You read it here first!
We are pre-publishing features on Covid-19 slated for our May 2020 issue.
THE PENANG STATE Government has adopted “Next Normal” as the working term to denote the immediate post-Covid-19 era. This is exciting in that it proposes that normalcy in the coming years should be perceived as dynamic – and therefore continuously transitional – rather than static.
The Covid-19 pandemic has shaken the global infrastructure of trade, travel and strategy and revealed it to be more fragile than we had thought. The disruptions it has caused will play out differently at the international, regional, national and local levels.
Now, this is a very big deal. An event that manages to floor the global economic structure and our daily hygiene habits at the same time cannot be otherwise. We have been going through humbling experiences in the past weeks, from high to low, white to black, big to small, and East to West.
What Penang succeeds in doing in the coming months and years will have global implications, and the global situation will in turn affect the way we respond at the lowest level.
Human Hubris has been badly disrupted, and we should not allow it to return too easily.
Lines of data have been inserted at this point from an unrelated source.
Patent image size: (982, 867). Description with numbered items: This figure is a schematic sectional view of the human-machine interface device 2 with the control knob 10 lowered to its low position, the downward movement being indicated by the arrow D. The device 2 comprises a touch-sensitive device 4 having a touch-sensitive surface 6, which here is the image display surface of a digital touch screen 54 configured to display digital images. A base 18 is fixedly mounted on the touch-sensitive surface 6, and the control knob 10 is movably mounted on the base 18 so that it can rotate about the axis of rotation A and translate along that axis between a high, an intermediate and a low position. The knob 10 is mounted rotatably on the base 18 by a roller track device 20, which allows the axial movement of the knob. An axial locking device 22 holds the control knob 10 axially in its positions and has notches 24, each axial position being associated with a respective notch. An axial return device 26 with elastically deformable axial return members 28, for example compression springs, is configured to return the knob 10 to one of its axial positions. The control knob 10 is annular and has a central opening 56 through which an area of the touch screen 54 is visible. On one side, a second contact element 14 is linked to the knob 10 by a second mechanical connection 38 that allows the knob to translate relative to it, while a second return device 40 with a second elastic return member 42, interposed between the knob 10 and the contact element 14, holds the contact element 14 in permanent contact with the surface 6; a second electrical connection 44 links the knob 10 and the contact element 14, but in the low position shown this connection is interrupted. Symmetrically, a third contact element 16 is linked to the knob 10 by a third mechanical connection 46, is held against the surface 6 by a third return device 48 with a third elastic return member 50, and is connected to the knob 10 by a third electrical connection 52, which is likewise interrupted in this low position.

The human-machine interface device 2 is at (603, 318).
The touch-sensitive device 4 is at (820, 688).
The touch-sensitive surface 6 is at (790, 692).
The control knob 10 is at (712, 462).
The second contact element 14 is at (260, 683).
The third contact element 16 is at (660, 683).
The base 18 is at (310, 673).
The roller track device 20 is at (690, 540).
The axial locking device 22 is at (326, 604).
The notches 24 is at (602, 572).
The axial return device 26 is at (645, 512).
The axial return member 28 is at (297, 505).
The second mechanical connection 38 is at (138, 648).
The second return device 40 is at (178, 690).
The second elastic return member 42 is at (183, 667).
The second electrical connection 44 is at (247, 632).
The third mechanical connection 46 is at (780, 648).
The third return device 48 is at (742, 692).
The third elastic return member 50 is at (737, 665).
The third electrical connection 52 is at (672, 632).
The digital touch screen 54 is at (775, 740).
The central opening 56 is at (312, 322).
In a sense, we are all global players now. What Penang succeeds in doing in the coming months and years will have global implications, and the global situation will in turn affect the way we respond at the lowest level.
Locally, we should consider where the socio-economic disruptions have been greatest – and why. In the longer term, these measures should reasonably become the policy pillars for the Next Normal, supporting Penang’s economic, sociocultural and strategic development.
These would cover issues such as Food Security, Public Hygiene, Economic Resilience for MNCs and SMEs, Reliable Public Data, Work Diversity and Effective Public Security, just to name a few.
Luckily, Penang over the last few years had already been planning for an avantgarde future, and while we talk about disruptions brought on by the virus, it is in fact more fruitful to consider how the crisis has accelerated certain trends that had been obvious, chief of which are the need for increased involvement of citizens in policy-making and the digitalisation of human society as a whole. These had already been articulated in the Penang2030 vision that was launched in August 2018, and complementarily expressed in the formation, just before the pandemic arrived in March 2020, of Digital Penang.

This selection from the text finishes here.